O Tannebaum, Oh, Christmas Tree, and Maryland my Maryland are all the same music. I listed the later lyrics applied to the song in each case – Maryland my Maryland post-dates O Tannenbaum and What Child is This postdates Greensleeves.
It could be just that I’m far more familiar with them - but I like the American versions better. To me, the US “Away in a Manger” sounds more like a lullaby than the UK one (which is how I think of that song) and the US “O Little Town” feels more contemplative than the UK one. The feeling of the music goes better with the words.
Yep, each to his own. I know and like “Carol”, but you will have to prise “Noel” from my cold dead hands. Also I was born and bred to “Forest Green” and consider it far more singable than that American… thing. But Walford Davies’s arrangement is lovely if you have a choir to perform it (and a tenor for the recitative).
I’m not sure if you’d consider it a “carol”, but “Come, Thou Long-Expected Jesus” has several common melodies.
This page (autoplaying MIDI warning) lists just some of them, and doesn’t include Jefferson, the most common one in Lutheran Hymnals. Checking Youtube I was surprised that Hyfrydol seems to be the popular modern choice.
I’m glad, albeit disappointed, that you cleared that up for me. I knew that “Midnight Clear” was written by Arthur Sullivan (of Gilbert & …), but not that his version wasn’t the one sung in the US. I’d always considered it by far one of his richest melodies. Now-- Well, always better to know the truth.
I don’t understand your point. The lyrics of any of those songs can be sung to the melodies of all the others (admitted, sometimes with a bit of necessary tucking…). Therefore the melodies are interchangeable. What am I missing?
The tune to which Americans sing O Tannebaum is better known in Britain as the socialist anthem, The Red Flag, traditionally sung at the end of the annual Labour Party conference. (Although it bears very little relation to what the Labour Party actually stands for these days.)
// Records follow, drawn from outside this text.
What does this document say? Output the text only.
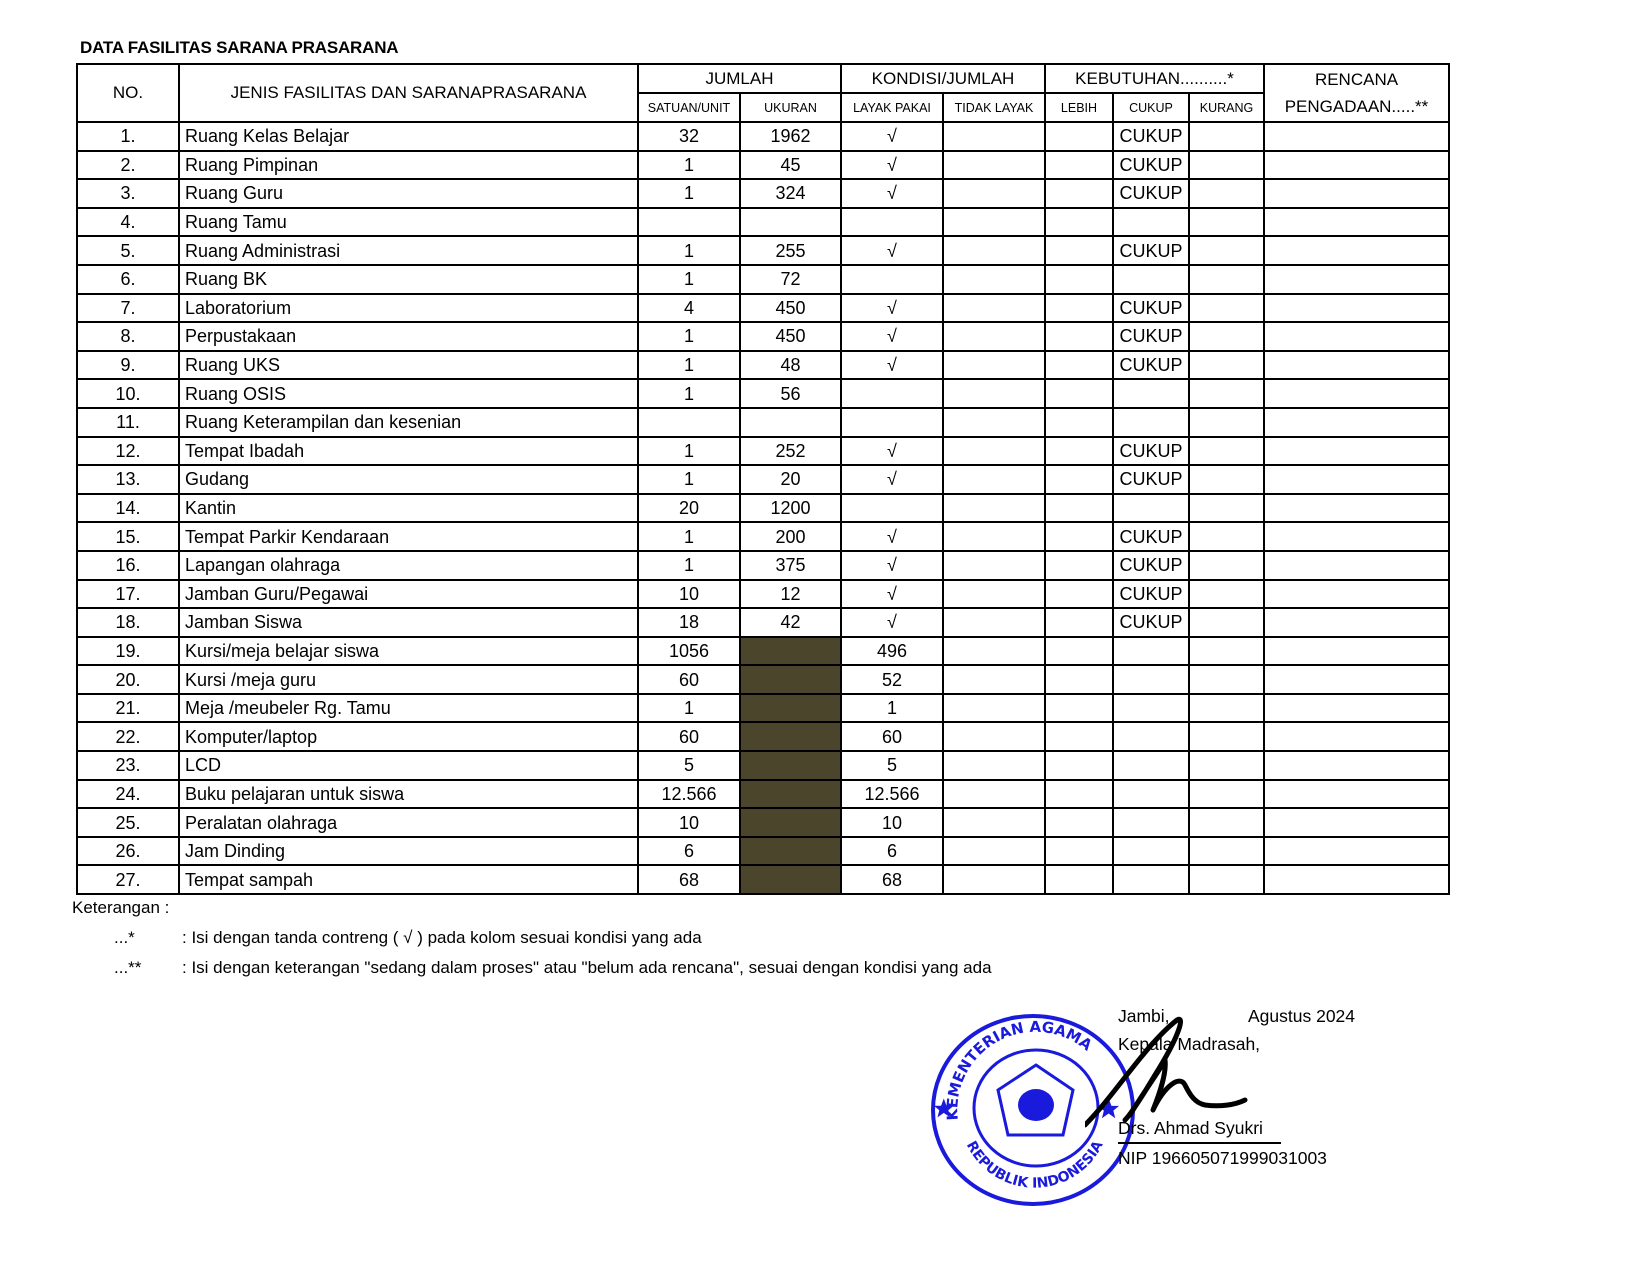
DATA FASILITAS SARANA PRASARANA
NO.	JENIS FASILITAS DAN SARANAPRASARANA	JUMLAH		KONDISI/JUMLAH		KEBUTUHAN..........*			RENCANA
PENGADAAN.....**

		SATUAN/UNIT	UKURAN	LAYAK PAKAI	TIDAK LAYAK	LEBIH	CUKUP	KURANG	
1.	Ruang Kelas Belajar	32	1962	√			CUKUP		
2.	Ruang Pimpinan	1	45	√			CUKUP		
3.	Ruang Guru	1	324	√			CUKUP		
4.	Ruang Tamu								
5.	Ruang Administrasi	1	255	√			CUKUP		
6.	Ruang BK	1	72						
7.	Laboratorium	4	450	√			CUKUP		
8.	Perpustakaan	1	450	√			CUKUP		
9.	Ruang UKS	1	48	√			CUKUP		
10.	Ruang OSIS	1	56						
11.	Ruang Keterampilan dan kesenian								
12.	Tempat Ibadah	1	252	√			CUKUP		
13.	Gudang	1	20	√			CUKUP		
14.	Kantin	20	1200						
15.	Tempat Parkir Kendaraan	1	200	√			CUKUP		
16.	Lapangan olahraga	1	375	√			CUKUP		
17.	Jamban Guru/Pegawai	10	12	√			CUKUP		
18.	Jamban Siswa	18	42	√			CUKUP		
19.	Kursi/meja belajar siswa	1056		496					
20.	Kursi /meja guru	60		52					
21.	Meja /meubeler Rg. Tamu	1		1					
22.	Komputer/laptop	60		60					
23.	LCD	5		5					
24.	Buku pelajaran untuk siswa	12.566		12.566					
25.	Peralatan olahraga	10		10					
26.	Jam Dinding	6		6					
27.	Tempat sampah	68		68					
Keterangan :
...*	: Isi dengan tanda contreng ( √ ) pada kolom sesuai kondisi yang ada
...** : Isi dengan keterangan "sedang dalam proses" atau "belum ada rencana", sesuai dengan kondisi yang ada
KEMENTERIAN AGAMA
REPUBLIK INDONESIA
Jambi,	Agustus 2024
Kepala Madrasah,
Drs. Ahmad Syukri
NIP 196605071999031003
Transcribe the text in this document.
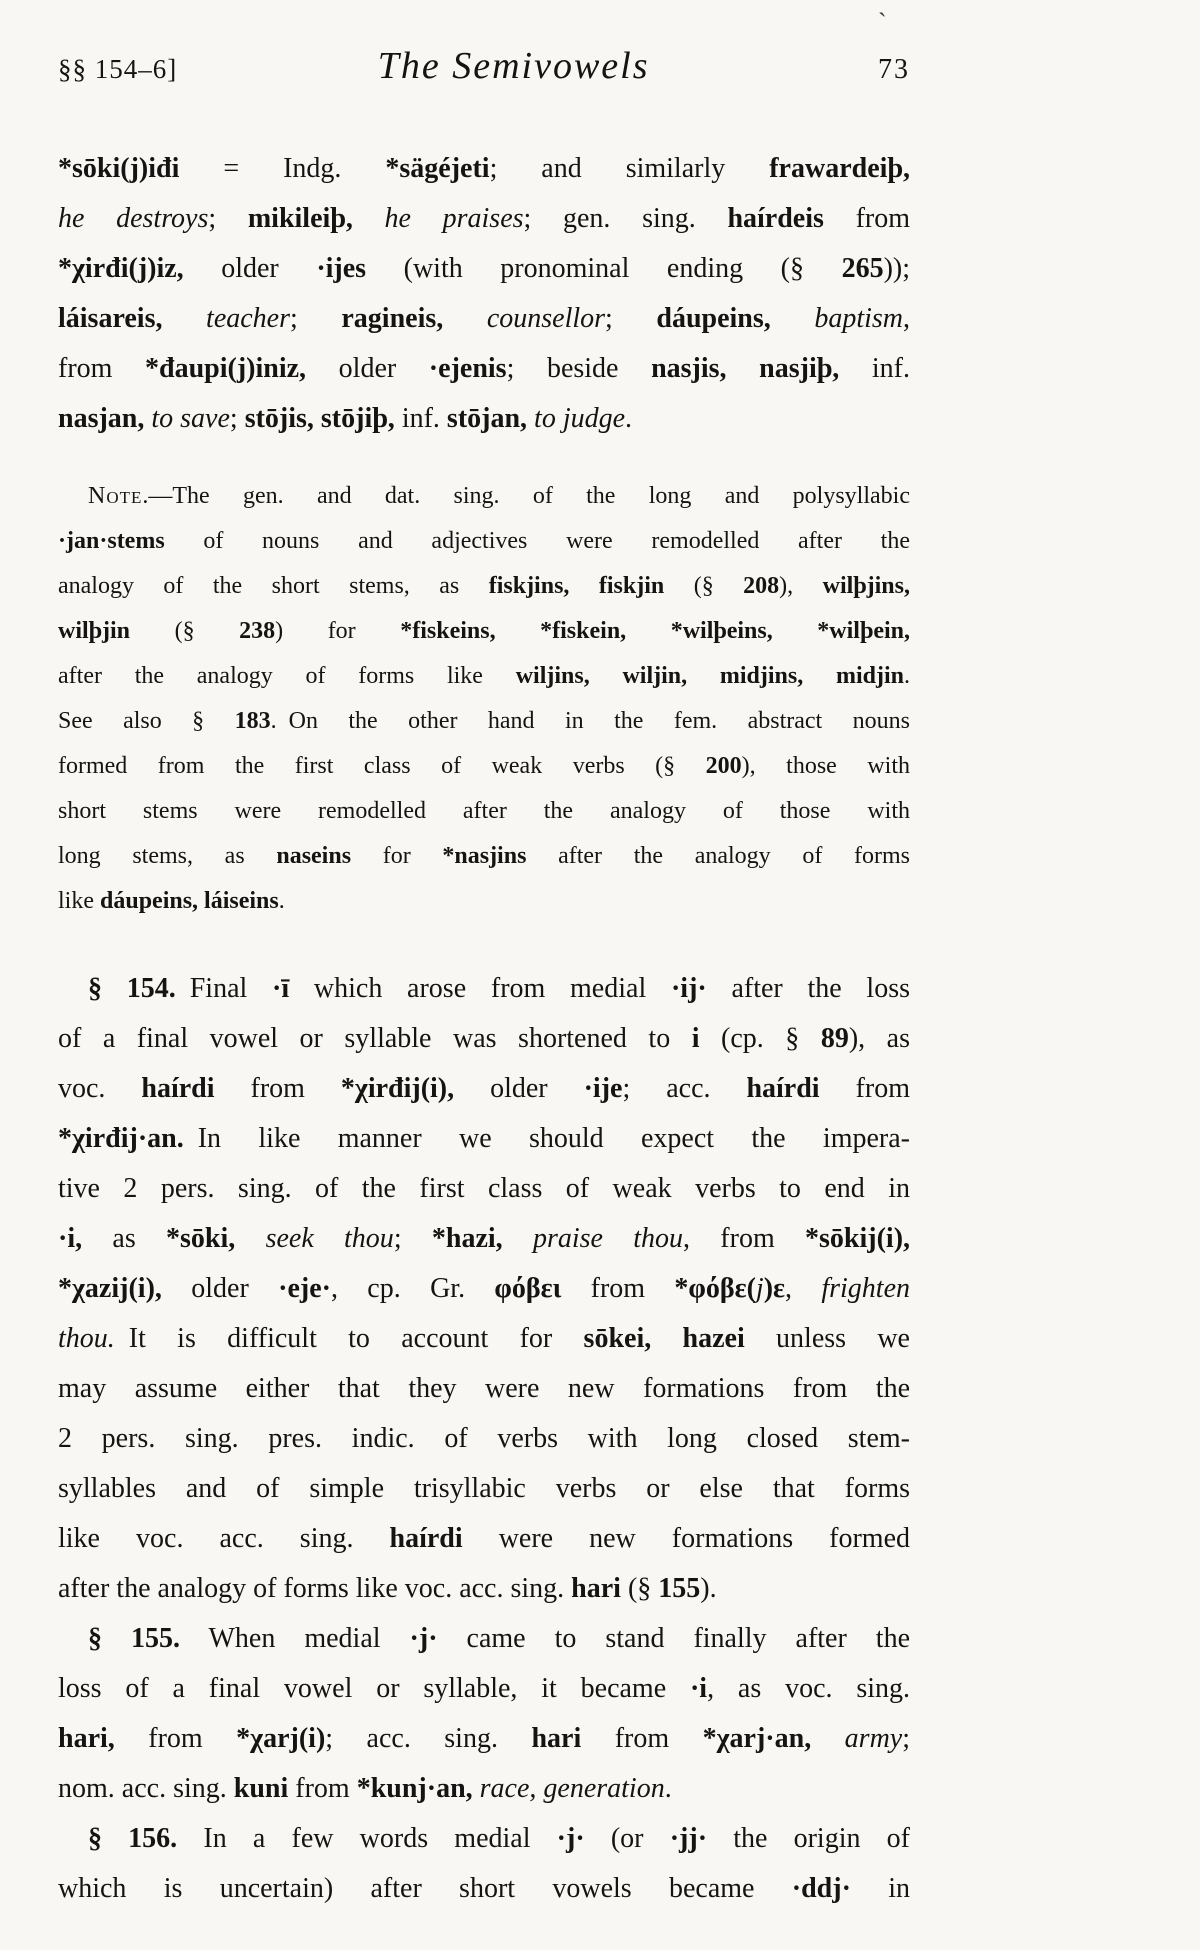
§§ 154–6]	The Semivowels	73
*sōki(j)iđi = Indg. *sägéjeti; and similarly frawardeiþ,
he destroys; mikileiþ, he praises; gen. sing. haírdeis from
*χirđi(j)iz, older ·ijes (with pronominal ending (§ 265));
láisareis, teacher; ragineis, counsellor; dáupeins, baptism,
from *đaupi(j)iniz, older ·ejenis; beside nasjis, nasjiþ, inf.
nasjan, to save; stōjis, stōjiþ, inf. stōjan, to judge.
Note.—The gen. and dat. sing. of the long and polysyllabic
·jan·stems of nouns and adjectives were remodelled after the
analogy of the short stems, as fiskjins, fiskjin (§ 208), wilþjins,
wilþjin (§ 238) for *fiskeins, *fiskein, *wilþeins, *wilþein,
after the analogy of forms like wiljins, wiljin, midjins, midjin.
See also § 183. On the other hand in the fem. abstract nouns
formed from the first class of weak verbs (§ 200), those with
short stems were remodelled after the analogy of those with
long stems, as naseins for *nasjins after the analogy of forms
like dáupeins, láiseins.
§ 154. Final ·ī which arose from medial ·ij· after the loss
of a final vowel or syllable was shortened to i (cp. § 89), as
voc. haírdi from *χirđij(i), older ·ije; acc. haírdi from
*χirđij·an. In like manner we should expect the impera-
tive 2 pers. sing. of the first class of weak verbs to end in
·i, as *sōki, seek thou; *hazi, praise thou, from *sōkij(i),
*χazij(i), older ·eje·, cp. Gr. φόβει from *φόβε(j)ε, frighten
thou. It is difficult to account for sōkei, hazei unless we
may assume either that they were new formations from the
2 pers. sing. pres. indic. of verbs with long closed stem-
syllables and of simple trisyllabic verbs or else that forms
like voc. acc. sing. haírdi were new formations formed
after the analogy of forms like voc. acc. sing. hari (§ 155).
§ 155. When medial ·j· came to stand finally after the
loss of a final vowel or syllable, it became ·i, as voc. sing.
hari, from *χarj(i); acc. sing. hari from *χarj·an, army;
nom. acc. sing. kuni from *kunj·an, race, generation.
§ 156. In a few words medial ·j· (or ·jj· the origin of
which is uncertain) after short vowels became ·ddj· in
ˋ
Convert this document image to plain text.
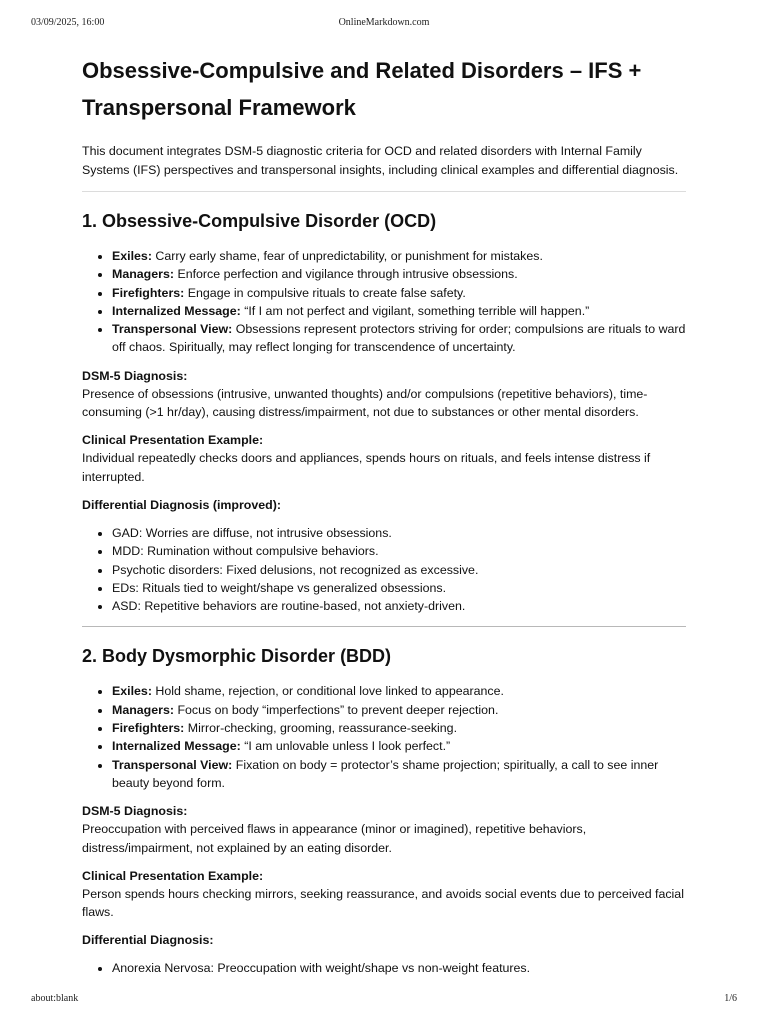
03/09/2025, 16:00	OnlineMarkdown.com
Obsessive-Compulsive and Related Disorders – IFS + Transpersonal Framework

This document integrates DSM-5 diagnostic criteria for OCD and related disorders with Internal Family Systems (IFS) perspectives and transpersonal insights, including clinical examples and differential diagnosis.

1. Obsessive-Compulsive Disorder (OCD)
• Exiles: Carry early shame, fear of unpredictability, or punishment for mistakes.
• Managers: Enforce perfection and vigilance through intrusive obsessions.
• Firefighters: Engage in compulsive rituals to create false safety.
• Internalized Message: “If I am not perfect and vigilant, something terrible will happen.”
• Transpersonal View: Obsessions represent protectors striving for order; compulsions are rituals to ward off chaos. Spiritually, may reflect longing for transcendence of uncertainty.
DSM-5 Diagnosis:
Presence of obsessions (intrusive, unwanted thoughts) and/or compulsions (repetitive behaviors), time-consuming (>1 hr/day), causing distress/impairment, not due to substances or other mental disorders.
Clinical Presentation Example:
Individual repeatedly checks doors and appliances, spends hours on rituals, and feels intense distress if interrupted.
Differential Diagnosis (improved):
• GAD: Worries are diffuse, not intrusive obsessions.
• MDD: Rumination without compulsive behaviors.
• Psychotic disorders: Fixed delusions, not recognized as excessive.
• EDs: Rituals tied to weight/shape vs generalized obsessions.
• ASD: Repetitive behaviors are routine-based, not anxiety-driven.
2. Body Dysmorphic Disorder (BDD)
• Exiles: Hold shame, rejection, or conditional love linked to appearance.
• Managers: Focus on body “imperfections” to prevent deeper rejection.
• Firefighters: Mirror-checking, grooming, reassurance-seeking.
• Internalized Message: “I am unlovable unless I look perfect.”
• Transpersonal View: Fixation on body = protector’s shame projection; spiritually, a call to see inner beauty beyond form.
DSM-5 Diagnosis:
Preoccupation with perceived flaws in appearance (minor or imagined), repetitive behaviors, distress/impairment, not explained by an eating disorder.
Clinical Presentation Example:
Person spends hours checking mirrors, seeking reassurance, and avoids social events due to perceived facial flaws.
Differential Diagnosis:
• Anorexia Nervosa: Preoccupation with weight/shape vs non-weight features.
about:blank	1/6
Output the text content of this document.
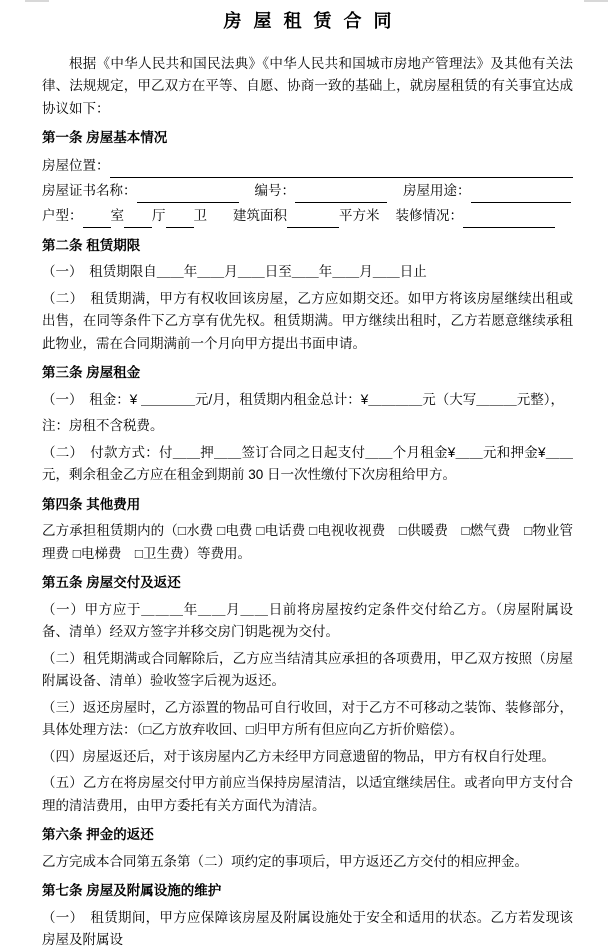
房屋租赁合同

根据《中华人民共和国民法典》《中华人民共和国城市房地产管理法》及其他有关法律、法规规定，甲乙双方在平等、自愿、协商一致的基础上，就房屋租赁的有关事宜达成协议如下：

第一条 房屋基本情况
房屋位置：
房屋证书名称：	编号：	房屋用途：
户型： 室 厅 卫 建筑面积	平方米 装修情况：
第二条 租赁期限

（一）　租赁期限自＿＿年＿＿月＿＿日至＿＿年＿＿月＿＿日止

（二）　租赁期满，甲方有权收回该房屋，乙方应如期交还。如甲方将该房屋继续出租或出售，在同等条件下乙方享有优先权。租赁期满。甲方继续出租时，乙方若愿意继续承租此物业，需在合同期满前一个月向甲方提出书面申请。

第三条 房屋租金

（一）　租金：¥ ＿＿＿＿元/月，租赁期内租金总计：¥＿＿＿＿元（大写＿＿＿元整），

注：房租不含税费。

（二）　付款方式：付＿＿押＿＿签订合同之日起支付＿＿个月租金¥＿＿元和押金¥＿＿元，剩余租金乙方应在租金到期前 30 日一次性缴付下次房租给甲方。

第四条 其他费用

乙方承担租赁期内的（□水费 □电费 □电话费 □电视收视费　□供暖费　□燃气费　□物业管理费 □电梯费　□卫生费）等费用。

第五条 房屋交付及返还

（一）甲方应于＿＿＿年＿＿月＿＿日前将房屋按约定条件交付给乙方。（房屋附属设备、清单）经双方签字并移交房门钥匙视为交付。

（二）租凭期满或合同解除后，乙方应当结清其应承担的各项费用，甲乙双方按照（房屋附属设备、清单）验收签字后视为返还。

（三）返还房屋时，乙方添置的物品可自行收回，对于乙方不可移动之装饰、装修部分，具体处理方法：（□乙方放弃收回、□归甲方所有但应向乙方折价赔偿）。

（四）房屋返还后，对于该房屋内乙方未经甲方同意遗留的物品，甲方有权自行处理。

（五）乙方在将房屋交付甲方前应当保持房屋清洁，以适宜继续居住。或者向甲方支付合理的清洁费用，由甲方委托有关方面代为清洁。

第六条 押金的返还

乙方完成本合同第五条第（二）项约定的事项后，甲方返还乙方交付的相应押金。

第七条 房屋及附属设施的维护

（一）　租赁期间，甲方应保障该房屋及附属设施处于安全和适用的状态。乙方若发现该房屋及附属设
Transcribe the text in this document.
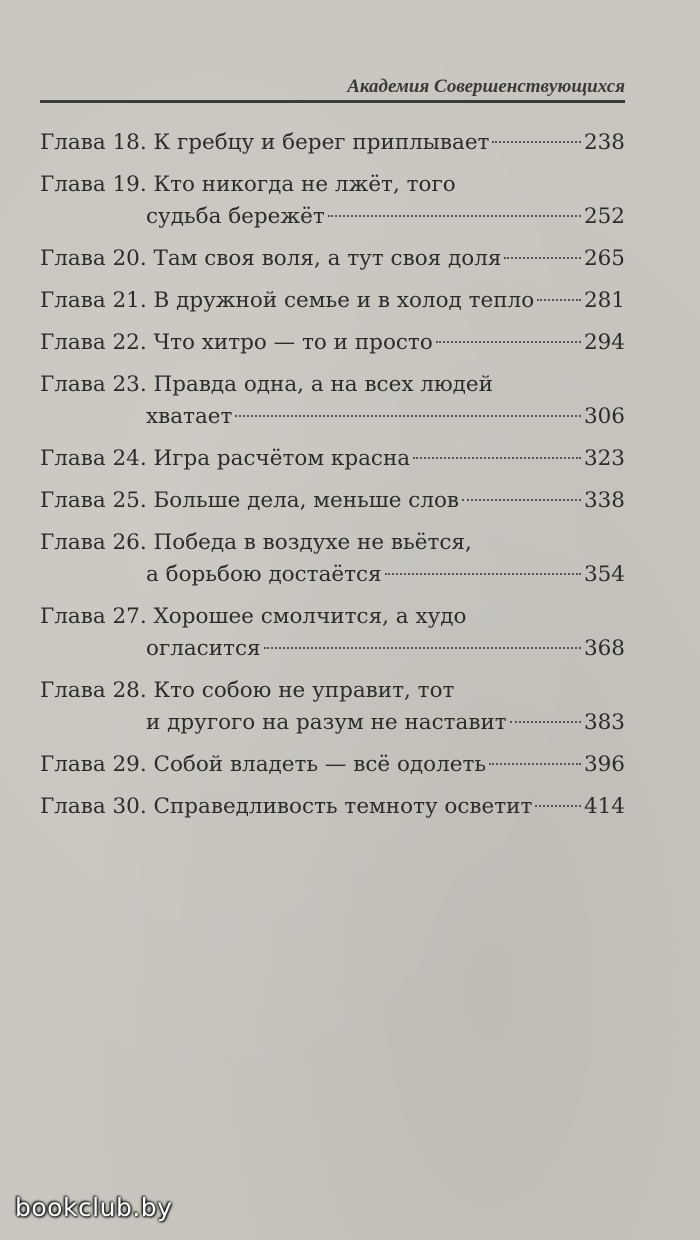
Академия Совершенствующихся
Глава 18. К гребцу и берег приплывает	238
Глава 19. Кто никогда не лжёт, того
судьба бережёт	252
Глава 20. Там своя воля, а тут своя доля	265
Глава 21. В дружной семье и в холод тепло 281
Глава 22. Что хитро — то и просто	294
Глава 23. Правда одна, а на всех людей
хватает	306
Глава 24. Игра расчётом красна	323
Глава 25. Больше дела, меньше слов	338
Глава 26. Победа в воздухе не вьётся,
а борьбою достаётся	354
Глава 27. Хорошее смолчится, а худо
огласится	368
Глава 28. Кто собою не управит, тот
и другого на разум не наставит	383
Глава 29. Собой владеть — всё одолеть	396
Глава 30. Справедливость темноту осветит 414
bookclub.by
Personally, I cannot hear O Tannebaum without thinking of cowards flinching, traitors sneering, and “our martyr’d dead.”
The wikipedia article on that is not precisely accurate, I think, because the tune for Angels from the Realms of Glory as generally sung in UK/Aus is just a touch different from Angels we have heard on high (in the former, the four lines are identical save for the last note - in the latter, the second and fourth lines have a different 3-note ending)
Angels we have heard on high was never heard over here until the last five years or so, btw (we always sang “Realms” instead) and I find it almost unbearably excruciating in an uncanny valley so-close-but-just-not-right kind of way. The fact that it’s usually pop stars putting up souped up versions of it that you hear, rather than proper choirs, doesn’t help.
I have also hear the other tune for “Realms” sung, but not often.
In Aus, I hear both tunes to “O Little Town” in nearly equal proportions. I prefer “Forest Green” myself, but the other tune has a lovely descant in the last verse. Heard the US “Away in a manger” occasionally, but the UK one is more popular.
I have also heard “Love Divine” sung to a wide variety of tunes, only one of which (Hyfrydol) I can find in my hymn book. Interestingly, the tune there actually labelled “Love Divine” is one I’ve never heard at all.
For several years I’ve attended a Christmas Eve service at an Episcopal church in NY. In order to make as many people happy as possible we sing 2 verses to Forest Green and 2 verses to St. Louis.
Until then I had only been familiar with the St. Louis tune. Forest Green is in my church’s hymnal with entirely different words.